Matrix scalarMult(double x, Matrix A);
// sum()
// Returns a reference to a new Matrix object representing A+B.
// pre: size(A)==size(B)
Matrix sum(Matrix A, Matrix B);
// diff()
// Returns a reference to a new Matrix object representing A-B.
// pre: size(A)==size(B)
Matrix diff(Matrix A, Matrix B);
// product()
// Returns a reference to a new Matrix object representing AB
// pre: size(A)==size(B)
Matrix product(Matrix A, Matrix B);
// printMatrix()
// Prints a string representation of Matrix M to filestream out. Zero rows
// are not printed. Each non-zero row is represented as one line consisting // of the row number, followed by a colon, a space, then a space separated
// list of pairs "(col, val)" giving the column numbers and non-zero values
// in that row. The double val will be rounded to 1 decimal point. void printMatrix(FILE* out, Matrix M);
It is required that your program perform. these operations efficiently. Let n be the number of rows in A, and let a and b denote the number of non-zero entries in A and B respectively. Then the worst case run times of the above functions should have the following asymptotic growth rates.
changeEntry(A, i, j, x): Θ(a)
copy(A): Θ(n + a)
transpose(A): Θ(n + a)
scalarMult(x, A): Θ(n + a)
sum(A, B): Θ(n + a + b)
diff(A, B): Θ(n + a + b)
product(A, B): Θ(n2 + a . b)
It will be helpful to include a private function in Matrix.c with signature
double vectorDot(List P, List Q)
that computes the vector dot product of two matrix rows represented by Lists P and Q. Use this function together with function transpose() to help implement product (). Similar helper functions for the operations sum () and diff () will also be useful, and are highly recommended.
What to Turn In
Your project will be structured in three files: Sparse.c, Matrix.c, and List.c (together with header files Matrix.h and List.h). The main program Sparse.c, will handle the input and output files and is the client of the Matrix ADT, which is itself a client of the modified List ADT. Note that Sparse is not itself a direct client of List, since it need not call any List operations. You will also write separate client modules ListTest.c and MatrixTest.c to test the List and Matrix ADTs in isolation. Students often ask what should be the contents of these test files. In each case, include enough calls to ADT operations to convince the grader that you did in fact test your List and Matrix ADT modules in isolation before using them in the larger project. The best way to do this is to actually use them for this purpose. At minimum they should call every public function in their respective ADT modules at least once. The webpage link Examples/pa4 will contain files MatrixClient.c and ListClient.c. These should be considered to be weak tests of your Matrix and List modules respectively, and are not adquate for your testing purposes. A number of matched pairs of input/output files will also be included, along with a Python script for creating random input files.

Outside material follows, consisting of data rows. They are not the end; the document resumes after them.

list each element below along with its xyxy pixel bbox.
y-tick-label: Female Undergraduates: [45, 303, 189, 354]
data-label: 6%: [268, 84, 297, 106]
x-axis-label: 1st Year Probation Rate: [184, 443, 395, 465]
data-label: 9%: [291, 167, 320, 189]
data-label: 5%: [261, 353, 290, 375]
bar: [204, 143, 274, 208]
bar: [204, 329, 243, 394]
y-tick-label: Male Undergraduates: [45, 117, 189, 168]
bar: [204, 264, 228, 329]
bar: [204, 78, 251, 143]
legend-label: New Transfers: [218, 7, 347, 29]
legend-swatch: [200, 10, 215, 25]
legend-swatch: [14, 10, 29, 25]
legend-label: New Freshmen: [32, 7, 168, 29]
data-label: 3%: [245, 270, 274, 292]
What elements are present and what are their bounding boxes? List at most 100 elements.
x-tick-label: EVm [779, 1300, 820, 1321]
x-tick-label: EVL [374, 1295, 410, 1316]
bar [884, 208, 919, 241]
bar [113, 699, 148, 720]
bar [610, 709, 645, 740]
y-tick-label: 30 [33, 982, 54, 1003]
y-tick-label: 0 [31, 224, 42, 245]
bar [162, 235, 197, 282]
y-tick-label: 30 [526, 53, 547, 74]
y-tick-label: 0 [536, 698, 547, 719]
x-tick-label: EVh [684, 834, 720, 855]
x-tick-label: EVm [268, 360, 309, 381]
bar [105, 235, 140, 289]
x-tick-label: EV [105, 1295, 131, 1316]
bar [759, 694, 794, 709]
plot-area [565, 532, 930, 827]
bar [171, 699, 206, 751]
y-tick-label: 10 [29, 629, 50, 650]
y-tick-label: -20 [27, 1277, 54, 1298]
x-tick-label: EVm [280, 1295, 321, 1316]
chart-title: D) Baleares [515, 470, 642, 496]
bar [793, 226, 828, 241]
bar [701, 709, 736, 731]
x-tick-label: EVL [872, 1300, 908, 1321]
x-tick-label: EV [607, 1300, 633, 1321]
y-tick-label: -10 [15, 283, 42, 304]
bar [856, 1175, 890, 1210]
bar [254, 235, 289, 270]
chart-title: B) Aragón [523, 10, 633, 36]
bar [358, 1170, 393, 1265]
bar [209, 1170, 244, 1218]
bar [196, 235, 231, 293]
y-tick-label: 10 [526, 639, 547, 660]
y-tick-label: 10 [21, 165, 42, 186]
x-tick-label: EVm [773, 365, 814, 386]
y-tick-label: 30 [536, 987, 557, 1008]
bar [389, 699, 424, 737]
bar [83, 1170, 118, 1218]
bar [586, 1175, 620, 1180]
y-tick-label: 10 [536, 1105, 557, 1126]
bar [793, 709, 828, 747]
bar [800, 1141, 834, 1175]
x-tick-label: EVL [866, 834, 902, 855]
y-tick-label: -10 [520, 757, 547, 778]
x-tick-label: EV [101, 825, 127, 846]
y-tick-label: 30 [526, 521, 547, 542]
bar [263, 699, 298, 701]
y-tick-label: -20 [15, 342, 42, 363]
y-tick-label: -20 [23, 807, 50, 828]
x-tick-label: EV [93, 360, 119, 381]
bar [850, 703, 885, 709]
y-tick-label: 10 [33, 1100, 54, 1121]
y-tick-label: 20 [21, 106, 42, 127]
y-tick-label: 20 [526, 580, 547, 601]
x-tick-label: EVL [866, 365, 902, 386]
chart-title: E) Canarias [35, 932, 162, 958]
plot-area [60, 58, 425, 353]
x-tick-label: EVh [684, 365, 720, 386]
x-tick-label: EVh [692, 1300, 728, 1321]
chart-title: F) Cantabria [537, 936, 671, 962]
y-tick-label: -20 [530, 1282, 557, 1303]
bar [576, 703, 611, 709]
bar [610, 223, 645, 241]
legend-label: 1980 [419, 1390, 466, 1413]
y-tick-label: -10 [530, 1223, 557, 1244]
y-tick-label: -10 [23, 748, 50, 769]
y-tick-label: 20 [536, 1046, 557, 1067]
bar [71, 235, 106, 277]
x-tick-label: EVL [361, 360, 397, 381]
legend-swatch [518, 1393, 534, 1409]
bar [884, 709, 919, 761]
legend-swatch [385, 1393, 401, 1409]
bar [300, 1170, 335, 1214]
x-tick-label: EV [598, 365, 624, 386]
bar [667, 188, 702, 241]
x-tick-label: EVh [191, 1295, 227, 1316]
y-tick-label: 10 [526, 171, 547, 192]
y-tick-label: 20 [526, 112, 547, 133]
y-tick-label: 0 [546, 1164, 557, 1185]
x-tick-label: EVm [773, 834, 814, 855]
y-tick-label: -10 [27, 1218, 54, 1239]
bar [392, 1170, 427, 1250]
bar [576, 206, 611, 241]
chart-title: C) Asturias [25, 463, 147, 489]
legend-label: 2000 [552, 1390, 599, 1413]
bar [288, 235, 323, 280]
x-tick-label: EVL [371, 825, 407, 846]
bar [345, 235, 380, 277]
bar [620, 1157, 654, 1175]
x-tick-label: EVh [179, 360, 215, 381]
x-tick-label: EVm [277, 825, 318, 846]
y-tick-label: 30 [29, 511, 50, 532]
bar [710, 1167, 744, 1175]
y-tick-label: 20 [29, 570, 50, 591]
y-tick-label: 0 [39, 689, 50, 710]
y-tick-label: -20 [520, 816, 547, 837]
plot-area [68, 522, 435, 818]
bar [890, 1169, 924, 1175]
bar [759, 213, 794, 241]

Also submit a README.md file and a Makefile that creates an executable file called Sparse. (A Makefile is also included in Examples/pa4 which you may alter as you see fit.) Thus in all, nine files will be submitted.
Sparse.c
|
written by you
|
Matrix.c
|
" " "
|
Matrix.h
|
" " "
|
MatrixTest.c
|
" " "
|
List.c
|
" " "
|
List.h
|
" " "
|
ListTest.c
|
" " "
|
README.md
|
" " "
|
Makefile
|
provided, change if you like
|
Push these files to the pa4 folder in your git repository on git.ucsc.edu by the due date. As always, start early and ask questions.